Weekly demand for eggs stocked by Waumini grocers is normally distributed. The mean is 500 trays and standard deviation is 100 trays. How many trays should be available for a week if waumini wants to ensure that the probability of running out of stock does not exceed 4%?
Oh, I see Waumini grocers wants to play it safe and avoid running out of eggs. Don't worry, I'm here to help with some statistical clownery!
To find out how many trays should be available to ensure a probability of running out of stock not exceeding 4%, we need to look at the z-score associated with this probability.
The z-score represents how many standard deviations an observation is from the mean. In this case, we want to find the z-score that corresponds to a probability of 0.04 (4%).
Now, using a z-table or a statistical calculator, we find that the z-score value for a probability of 0.04 is approximately -1.75.
To calculate the number of trays needed, we use the formula:
X = mean + (z-score * standard deviation)
Plugging in the values, we get:
X = 500 + (-1.75 * 100)
X = 500 - 175
X = 325
So, Waumini grocers should make sure they have at least 325 trays of eggs available for the week to ensure a probability of running out of stock does not exceed 4%.
Remember, though, these calculations assume that the weekly demand is normally distributed and there are no other factors influencing the demand for eggs.
To determine how many trays should be available for a week to ensure a probability of running out of stock does not exceed 4%, we can use the z-score formula.
First, let's find the z-score corresponding to a probability of 4%. We can use a standard normal distribution table or a statistical calculator to retrieve this value.
The z-score corresponding to a probability of 4% is approximately -1.75.
Next, we can use the z-score formula to find the corresponding tray value:
Z = (X - μ) / σ
Where:
Z = z-score
X = desired tray value
μ = mean (500 trays)
σ = standard deviation (100 trays)
Plugging in the values, we have:
-1.75 = (X - 500) / 100
Now, we can solve for X:
-1.75 * 100 = X - 500
-175 = X - 500
X = -175 + 500
X = 325
Therefore, to ensure that the probability of running out of stock does not exceed 4%, Waumini should have at least 325 trays available for a week.
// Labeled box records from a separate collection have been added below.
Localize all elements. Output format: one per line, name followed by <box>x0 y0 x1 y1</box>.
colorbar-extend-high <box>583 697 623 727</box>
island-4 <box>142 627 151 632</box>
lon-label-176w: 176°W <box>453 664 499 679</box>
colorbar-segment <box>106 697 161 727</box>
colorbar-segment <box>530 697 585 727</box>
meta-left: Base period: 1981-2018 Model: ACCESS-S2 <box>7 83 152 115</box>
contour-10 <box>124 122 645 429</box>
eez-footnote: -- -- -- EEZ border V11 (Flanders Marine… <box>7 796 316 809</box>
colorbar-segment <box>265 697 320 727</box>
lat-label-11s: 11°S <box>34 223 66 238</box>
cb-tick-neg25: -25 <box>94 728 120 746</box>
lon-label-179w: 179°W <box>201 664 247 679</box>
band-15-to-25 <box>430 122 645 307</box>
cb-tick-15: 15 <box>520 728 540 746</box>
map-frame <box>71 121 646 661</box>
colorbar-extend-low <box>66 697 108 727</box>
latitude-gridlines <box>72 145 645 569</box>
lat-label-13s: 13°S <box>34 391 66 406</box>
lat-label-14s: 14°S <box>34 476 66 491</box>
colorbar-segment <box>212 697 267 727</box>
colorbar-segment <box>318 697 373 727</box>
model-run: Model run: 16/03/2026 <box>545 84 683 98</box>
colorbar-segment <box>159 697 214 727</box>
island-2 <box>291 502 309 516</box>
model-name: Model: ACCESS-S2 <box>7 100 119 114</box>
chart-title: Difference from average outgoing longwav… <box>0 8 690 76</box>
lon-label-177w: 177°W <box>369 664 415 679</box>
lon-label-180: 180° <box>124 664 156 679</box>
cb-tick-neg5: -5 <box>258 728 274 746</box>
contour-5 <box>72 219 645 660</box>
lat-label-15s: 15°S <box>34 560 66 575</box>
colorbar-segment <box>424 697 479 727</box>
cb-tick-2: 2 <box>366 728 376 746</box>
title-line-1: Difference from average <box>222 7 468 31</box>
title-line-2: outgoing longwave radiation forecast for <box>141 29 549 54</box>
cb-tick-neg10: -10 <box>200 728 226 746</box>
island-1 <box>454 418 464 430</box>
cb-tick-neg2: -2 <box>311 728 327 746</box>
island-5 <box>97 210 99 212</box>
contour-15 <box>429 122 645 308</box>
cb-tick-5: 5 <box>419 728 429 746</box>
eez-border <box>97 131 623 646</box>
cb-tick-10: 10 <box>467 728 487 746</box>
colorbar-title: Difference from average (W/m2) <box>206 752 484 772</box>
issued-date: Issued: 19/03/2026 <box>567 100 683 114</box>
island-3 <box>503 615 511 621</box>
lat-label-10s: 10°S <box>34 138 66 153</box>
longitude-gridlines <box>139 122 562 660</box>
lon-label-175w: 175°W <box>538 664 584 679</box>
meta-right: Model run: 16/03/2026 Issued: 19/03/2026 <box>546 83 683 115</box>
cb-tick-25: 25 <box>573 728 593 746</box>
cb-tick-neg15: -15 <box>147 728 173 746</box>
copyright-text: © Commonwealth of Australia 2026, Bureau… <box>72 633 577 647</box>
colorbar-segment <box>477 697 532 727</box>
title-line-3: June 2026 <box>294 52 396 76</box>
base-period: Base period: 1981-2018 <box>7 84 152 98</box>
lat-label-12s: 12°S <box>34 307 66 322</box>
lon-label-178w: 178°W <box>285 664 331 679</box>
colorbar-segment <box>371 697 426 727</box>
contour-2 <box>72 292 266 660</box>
To calculate the number of trays that should be available for a week, we need to find the value of the demand that corresponds to the 4th percentile (since we want to ensure that the probability of running out of stock does not exceed 4%).
First, we'll convert the problem to a standard normal distribution by applying the z-score formula:
z = (x - μ) / σ
Where:
x = the demand we want to find
μ = mean
σ = standard deviation
Rearranging the formula to solve for x:
x = z * σ + μ
To find the z-score corresponding to the 4th percentile, we need to find the z-score with an area of 0.04 to the left.
Using a standard normal distribution table or a statistical calculator, we can find that the z-score corresponding to a 4% area to the left is approximately -1.75.
Now, we can calculate the number of trays that should be available:
x = -1.75 * 100 + 500
x = -175 + 500
x = 325
Therefore, Waumini grocers should have at least 325 trays available for a week to ensure that the probability of running out of stock does not exceed 4%.